JB: It took me a while to process it because, weaving it in, I was very aware of the climate grief. I was very aware of my grief around saving the pollinators, saving our food supply, things like that. The personal grief was something I had not written about, really, up until Revery. It was not something I had spoken of to my family. It wasn’t something I had really spoken widely of to anyone. So, the idea of putting it out into the world was kind of terrifying. I think part of that articulation process of learning was how to talk about how you grieve the land around you and how you grieve even interpersonal connections. Like, we can no longer travel to see family members because of what’s happening with COVID, with the climate.
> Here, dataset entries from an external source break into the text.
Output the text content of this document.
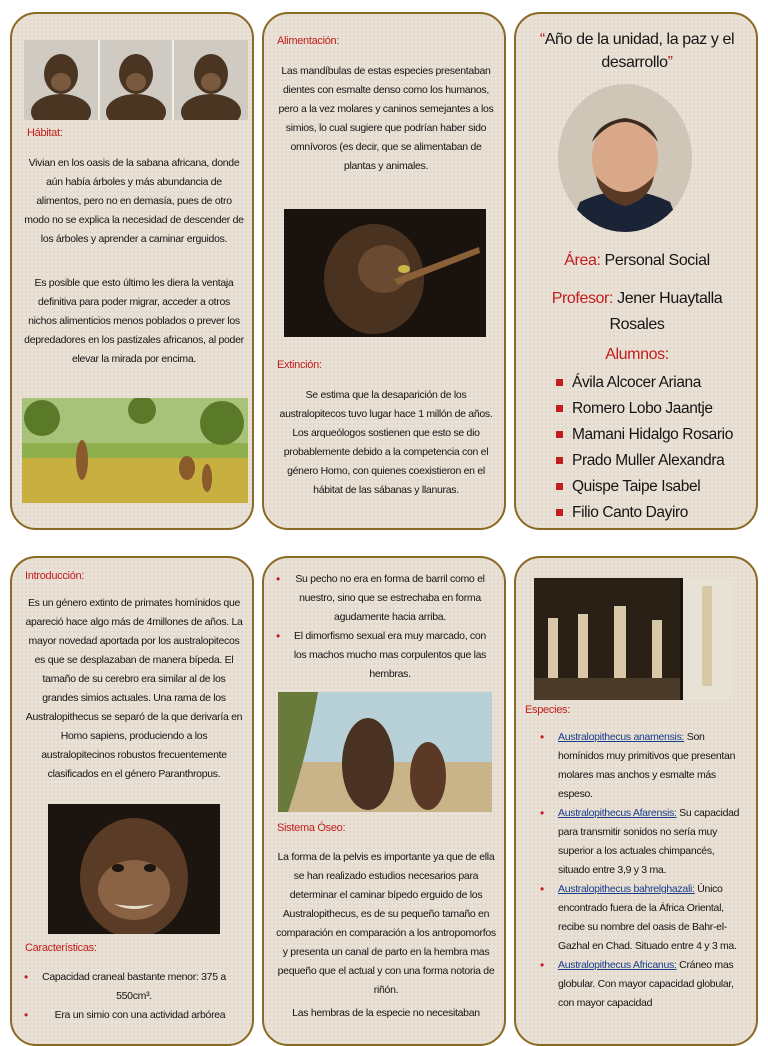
Hábitat:
Vivian en los oasis de la sabana africana, donde aún había árboles y más abundancia de alimentos, pero no en demasía, pues de otro modo no se explica la necesidad de descender de los árboles y aprender a caminar erguidos.
Es posible que esto último les diera la ventaja definitiva para poder migrar, acceder a otros nichos alimenticios menos poblados o prever los depredadores en los pastizales africanos, al poder elevar la mirada por encima.
Alimentación:
Las mandíbulas de estas especies presentaban dientes con esmalte denso como los humanos, pero a la vez molares y caninos semejantes a los simios, lo cual sugiere que podrían haber sido omnívoros (es decir, que se alimentaban de plantas y animales.
Extinción:
Se estima que la desaparición de los australopitecos tuvo lugar hace 1 millón de años. Los arqueólogos sostienen que esto se dio probablemente debido a la competencia con el género Homo, con quienes coexistieron en el hábitat de las sábanas y llanuras.
“Año de la unidad, la paz y el desarrollo”
Área: Personal Social
Profesor: Jener Huaytalla Rosales
Alumnos:
Ávila Alcocer Ariana
Romero Lobo Jaantje
Mamani Hidalgo Rosario
Prado Muller Alexandra
Quispe Taipe Isabel
Filio Canto Dayiro
Introducción:
Es un género extinto de primates homínidos que apareció hace algo más de 4millones de años. La mayor novedad aportada por los australopitecos es que se desplazaban de manera bípeda. El tamaño de su cerebro era similar al de los grandes simios actuales. Una rama de los Australopithecus se separó de la que derivaría en Homo sapiens, produciendo a los australopitecinos robustos frecuentemente clasificados en el género Paranthropus.
Características:
• Capacidad craneal bastante menor: 375 a 550cm³.
• Era un simio con una actividad arbórea
• Su pecho no era en forma de barril como el nuestro, sino que se estrechaba en forma agudamente hacia arriba.
• El dimorfismo sexual era muy marcado, con los machos mucho mas corpulentos que las hembras.
Sistema Óseo:
La forma de la pelvis es importante ya que de ella se han realizado estudios necesarios para determinar el caminar bípedo erguido de los Australopithecus, es de su pequeño tamaño en comparación en comparación a los antropomorfos y presenta un canal de parto en la hembra mas pequeño que el actual y con una forma notoria de riñón.
Las hembras de la especie no necesitaban
Especies:
• Australopithecus anamensis: Son homínidos muy primitivos que presentan molares mas anchos y esmalte más espeso.
• Australopithecus Afarensis: Su capacidad para transmitir sonidos no sería muy superior a los actuales chimpancés, situado entre 3,9 y 3 ma.
• Australopithecus bahrelghazali: Único encontrado fuera de la África Oriental, recibe su nombre del oasis de Bahr-el-Gazhal en Chad. Situado entre 4 y 3 ma.
• Australopithecus Africanus: Cráneo mas globular. Con mayor capacidad globular, con mayor capacidad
Learning how to articulate all of that drove it home to me that it was becoming more urgent to be able to articulate what had happened to me. For myself and also to weave that into the narrative of the book because that’s how I came to beekeeping.
The person who abused me passed away part way through my writing the book. So, that was a big permission granting in a way. I gave myself permission to say, I’m the only keeper of what happened now. I’m the only keeper of those stories. My body is the only keeper of those stories. It’s up to me how I process them. And how I let them go. Part of that was weaving it into the book and letting it go and taking agency back for myself.
I struggled all the way through about how to introduce it, how to touch lightly on something that had the ability to turn the whole memoir into a really dark place.
NP: That’s what impressed me, too. It doesn’t become the main focus of the book, for me. The balance was so finely done, to my mind.
Hope is a key theme throughout Revery, from the epigraph to the final word. It’s almost like a toast to a cause and a call to action. The title of your previous book—A Profession of Hope: Farming on the Edge of the Grizzly Trail—suggests that hope is a recurring theme for you. Is that a fair comment?
JB: Absolutely. I’ve been reading lately a number of other writers and thinkers and critics who have been chewing on that idea of: Should we have hope, or do we get defeated by the notion of hope? If we can’t clearly see a way forward, do we then get defeated? And I keep coming back to that I think having hope and particularly in acting our hope, in small ways, is a way of giving us that sense of agency that we have, even if it’s within the scope of our own bodies, our own households, our own communities, we have small ways of making positive change. It’s not going to stop the wildfires in California. But what can we do ourselves in this moment? Otherwise, it’s easy to just keep thinking—especially in COVID time—on top of climate change, it’s just to keep thinking.
I’m always going to keep coming back to hope. In spite of maybe some better advice. There’s always that sense that hope is slightly naïve. But, also, to me, having hope shows me the path in front of my feet. Even if I can’t see very far, it gives me an indication of the path. Then I feel I have a sense of the way to go.